The same company also have Hammams in Granada, Málaga and Madrid, so of course I couldn’t wait to try out their Arabic Baths in my new home, Madrid. They’re very central, located near Puerta del Sol and have a very similar look, feel and set-up. You’re given a quick explanation about the benefits for your blood circulation of rotating through the various pools in a certain order (cold pool at 18º, although it feels much colder, warm pool at 36º and hot pool at 40º), and you’re then set free to explore the numerous rooms and candlelit passageways.
They’ve recreated how the baths would have looked centuries ago when large parts of Spain was under Moorish rule, back when Madrid was called Mayrit. However the Moors had simply borrowed and adapted the idea from the Romans, who were the first to realise the benefits of thermal waters. During the Reconquista when the Christians ousted the Moors from the Iberian peninsula, all the hammams were closed or destroyed, and the practice fell into complete obscurity. But the tradition has now been revived in these four cities and I couldn’t be more glad that it has!
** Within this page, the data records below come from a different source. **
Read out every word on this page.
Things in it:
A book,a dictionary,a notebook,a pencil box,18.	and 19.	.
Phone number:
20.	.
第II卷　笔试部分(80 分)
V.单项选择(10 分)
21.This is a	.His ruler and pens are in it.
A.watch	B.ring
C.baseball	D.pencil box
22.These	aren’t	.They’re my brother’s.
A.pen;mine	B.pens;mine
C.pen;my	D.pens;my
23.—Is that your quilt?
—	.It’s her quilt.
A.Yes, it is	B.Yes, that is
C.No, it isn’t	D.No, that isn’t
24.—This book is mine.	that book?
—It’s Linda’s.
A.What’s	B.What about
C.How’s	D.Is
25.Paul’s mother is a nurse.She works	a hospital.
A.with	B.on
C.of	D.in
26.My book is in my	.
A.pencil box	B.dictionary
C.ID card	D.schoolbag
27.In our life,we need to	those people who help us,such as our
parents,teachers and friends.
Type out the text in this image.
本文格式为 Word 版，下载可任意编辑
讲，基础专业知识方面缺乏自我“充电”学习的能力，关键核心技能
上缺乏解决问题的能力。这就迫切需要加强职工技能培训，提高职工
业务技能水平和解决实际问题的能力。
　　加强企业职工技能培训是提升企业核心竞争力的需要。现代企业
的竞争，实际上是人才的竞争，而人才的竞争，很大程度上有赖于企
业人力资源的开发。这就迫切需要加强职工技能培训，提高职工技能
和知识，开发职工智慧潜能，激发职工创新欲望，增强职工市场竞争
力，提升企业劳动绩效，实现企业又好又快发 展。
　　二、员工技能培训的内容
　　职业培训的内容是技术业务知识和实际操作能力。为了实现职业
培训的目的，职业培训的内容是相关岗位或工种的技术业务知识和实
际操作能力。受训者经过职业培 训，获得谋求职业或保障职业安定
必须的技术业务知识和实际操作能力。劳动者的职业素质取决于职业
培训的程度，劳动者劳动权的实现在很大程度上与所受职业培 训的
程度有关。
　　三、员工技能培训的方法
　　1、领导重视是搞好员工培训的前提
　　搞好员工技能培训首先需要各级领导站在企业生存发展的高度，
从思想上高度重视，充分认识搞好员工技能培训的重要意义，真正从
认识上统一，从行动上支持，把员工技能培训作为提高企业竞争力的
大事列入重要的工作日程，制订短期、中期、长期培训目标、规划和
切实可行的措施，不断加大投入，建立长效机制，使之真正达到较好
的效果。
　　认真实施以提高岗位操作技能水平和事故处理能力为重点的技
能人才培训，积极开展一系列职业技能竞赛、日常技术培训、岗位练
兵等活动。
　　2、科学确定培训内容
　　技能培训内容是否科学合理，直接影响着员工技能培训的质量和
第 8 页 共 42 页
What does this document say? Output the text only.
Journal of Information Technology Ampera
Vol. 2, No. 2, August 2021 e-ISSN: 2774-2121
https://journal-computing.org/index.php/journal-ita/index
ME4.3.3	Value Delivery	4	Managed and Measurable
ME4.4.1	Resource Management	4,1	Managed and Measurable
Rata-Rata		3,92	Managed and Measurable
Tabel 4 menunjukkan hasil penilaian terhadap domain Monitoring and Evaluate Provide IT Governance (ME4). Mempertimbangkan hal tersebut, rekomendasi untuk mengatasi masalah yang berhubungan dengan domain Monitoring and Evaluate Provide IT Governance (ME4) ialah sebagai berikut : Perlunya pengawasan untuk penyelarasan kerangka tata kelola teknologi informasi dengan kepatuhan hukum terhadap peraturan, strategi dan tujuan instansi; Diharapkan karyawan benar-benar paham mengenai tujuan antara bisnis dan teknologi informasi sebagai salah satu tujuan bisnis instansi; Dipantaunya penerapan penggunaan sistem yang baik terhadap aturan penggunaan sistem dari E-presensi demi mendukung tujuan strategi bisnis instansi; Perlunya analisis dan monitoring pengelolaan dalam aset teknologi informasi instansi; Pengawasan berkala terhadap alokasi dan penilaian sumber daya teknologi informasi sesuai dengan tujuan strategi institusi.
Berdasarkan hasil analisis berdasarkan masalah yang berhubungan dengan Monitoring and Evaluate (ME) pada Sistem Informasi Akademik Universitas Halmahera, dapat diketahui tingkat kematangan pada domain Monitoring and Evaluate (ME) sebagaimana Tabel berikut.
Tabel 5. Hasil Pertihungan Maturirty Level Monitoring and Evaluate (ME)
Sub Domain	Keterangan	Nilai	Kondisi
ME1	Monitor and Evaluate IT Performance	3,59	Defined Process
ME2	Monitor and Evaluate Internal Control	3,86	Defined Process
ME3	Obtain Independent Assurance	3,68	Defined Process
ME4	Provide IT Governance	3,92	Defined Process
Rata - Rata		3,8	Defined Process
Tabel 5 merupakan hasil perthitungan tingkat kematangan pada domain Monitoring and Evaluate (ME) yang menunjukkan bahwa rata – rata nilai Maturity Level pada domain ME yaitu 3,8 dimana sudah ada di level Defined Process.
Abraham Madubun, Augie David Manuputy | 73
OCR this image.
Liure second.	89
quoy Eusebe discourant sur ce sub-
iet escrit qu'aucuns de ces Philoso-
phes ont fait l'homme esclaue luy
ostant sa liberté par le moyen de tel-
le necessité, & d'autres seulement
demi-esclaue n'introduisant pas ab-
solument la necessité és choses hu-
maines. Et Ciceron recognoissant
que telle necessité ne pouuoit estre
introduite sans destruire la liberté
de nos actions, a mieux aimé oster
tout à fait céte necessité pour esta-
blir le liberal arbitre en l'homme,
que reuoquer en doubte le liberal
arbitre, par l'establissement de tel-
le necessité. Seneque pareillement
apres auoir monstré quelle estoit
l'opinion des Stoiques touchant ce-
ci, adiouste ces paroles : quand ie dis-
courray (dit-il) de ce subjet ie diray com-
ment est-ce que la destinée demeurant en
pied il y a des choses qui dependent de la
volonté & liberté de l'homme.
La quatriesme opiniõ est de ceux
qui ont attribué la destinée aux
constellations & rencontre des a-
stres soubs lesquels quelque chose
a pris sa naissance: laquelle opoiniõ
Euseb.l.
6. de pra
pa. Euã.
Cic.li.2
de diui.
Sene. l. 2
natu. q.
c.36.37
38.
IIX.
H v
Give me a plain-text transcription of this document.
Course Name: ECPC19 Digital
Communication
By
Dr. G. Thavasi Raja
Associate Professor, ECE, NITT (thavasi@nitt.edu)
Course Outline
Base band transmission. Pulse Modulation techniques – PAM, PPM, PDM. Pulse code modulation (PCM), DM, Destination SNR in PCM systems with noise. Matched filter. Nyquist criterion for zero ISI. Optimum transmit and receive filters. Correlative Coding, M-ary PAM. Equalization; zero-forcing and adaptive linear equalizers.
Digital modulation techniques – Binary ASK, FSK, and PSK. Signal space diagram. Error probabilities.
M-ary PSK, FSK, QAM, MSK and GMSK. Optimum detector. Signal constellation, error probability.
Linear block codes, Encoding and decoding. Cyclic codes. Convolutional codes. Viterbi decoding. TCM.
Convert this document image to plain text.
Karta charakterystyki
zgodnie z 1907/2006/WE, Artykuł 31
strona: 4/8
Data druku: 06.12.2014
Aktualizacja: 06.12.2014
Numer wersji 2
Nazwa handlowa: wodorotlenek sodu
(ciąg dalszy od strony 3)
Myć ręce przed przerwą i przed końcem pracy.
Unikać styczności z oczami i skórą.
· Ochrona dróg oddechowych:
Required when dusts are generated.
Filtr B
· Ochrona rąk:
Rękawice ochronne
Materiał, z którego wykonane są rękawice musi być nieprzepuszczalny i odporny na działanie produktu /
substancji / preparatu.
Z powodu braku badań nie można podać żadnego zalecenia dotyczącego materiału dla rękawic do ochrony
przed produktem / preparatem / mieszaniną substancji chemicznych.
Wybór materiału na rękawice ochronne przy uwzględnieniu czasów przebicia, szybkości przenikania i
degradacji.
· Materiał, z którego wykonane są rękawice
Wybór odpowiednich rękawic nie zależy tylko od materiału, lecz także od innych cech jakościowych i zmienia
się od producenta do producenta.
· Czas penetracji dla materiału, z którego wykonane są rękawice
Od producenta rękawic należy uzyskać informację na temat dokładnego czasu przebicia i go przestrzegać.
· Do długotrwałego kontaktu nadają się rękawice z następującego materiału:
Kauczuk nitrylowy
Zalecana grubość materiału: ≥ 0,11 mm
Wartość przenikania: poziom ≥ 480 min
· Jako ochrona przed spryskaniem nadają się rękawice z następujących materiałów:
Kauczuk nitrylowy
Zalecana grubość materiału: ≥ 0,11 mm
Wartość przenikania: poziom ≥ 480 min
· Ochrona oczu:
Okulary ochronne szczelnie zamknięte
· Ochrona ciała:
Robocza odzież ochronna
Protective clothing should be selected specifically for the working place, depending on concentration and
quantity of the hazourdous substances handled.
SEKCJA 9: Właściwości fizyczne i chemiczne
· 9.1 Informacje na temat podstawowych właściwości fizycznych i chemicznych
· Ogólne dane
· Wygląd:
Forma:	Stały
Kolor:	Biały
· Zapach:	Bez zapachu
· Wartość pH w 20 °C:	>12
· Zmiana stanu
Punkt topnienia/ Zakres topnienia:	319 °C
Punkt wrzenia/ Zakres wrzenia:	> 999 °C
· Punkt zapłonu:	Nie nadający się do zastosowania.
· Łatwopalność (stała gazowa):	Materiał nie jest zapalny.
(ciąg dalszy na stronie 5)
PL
Within 10 minutes you’ll have entirely forgotten about the outside world, as your only worry becomes how to muster enough courage to plunge into the freezing cold pool! I’m a wimp so only managed it for a couple of seconds at a time, but it does feel good to complete the circuit properly. About half way through our session we were summoned by our masseuses and given a choice of aromatherapy oils: lavender, red amber, rose or violet, which you can test in an antechamber before your massage. I have a particular addiction to massages (thanks to my equally addicted mother, who got me hooked from an early age) and they are one of the few treatments I think are actually worthwhile. I don’t get my nails, eyebrows, etc. done professionally, but massages, yes in my opinion, are worth it.
Madrid’s Hammam Al Ándalus didn’t disappoint. The layout is different to the one in Córdoba, which has one large square warm pool, whereas Madrid’s is a long thin warm pool that leads to the hot pool. But I did prefer being massaged in a private room, as opposed to in the open in the main room, as I was in Córdoba. As we went to Madrid’s Arabic Baths at the weekend, it was potentially a little too busy for my liking, and the prices are marginally higher than down in the south of Spain. 1.5 hours in the baths and a 15-minute massage will cost you €43 in Madrid, although there are discounts for students and residents.
I would highly recommend it to anyone who values time out to relax in beautiful surroundings, as I felt instantly renewed and refreshed afterwards. I liked it so much that I suggested it to the Guardian newspaper, who published my tip in their article ‘Hidden gems in Madrid: readers’ travel tips‘. I only wish that Hammam Al Ándalus could expand to London and the UK too!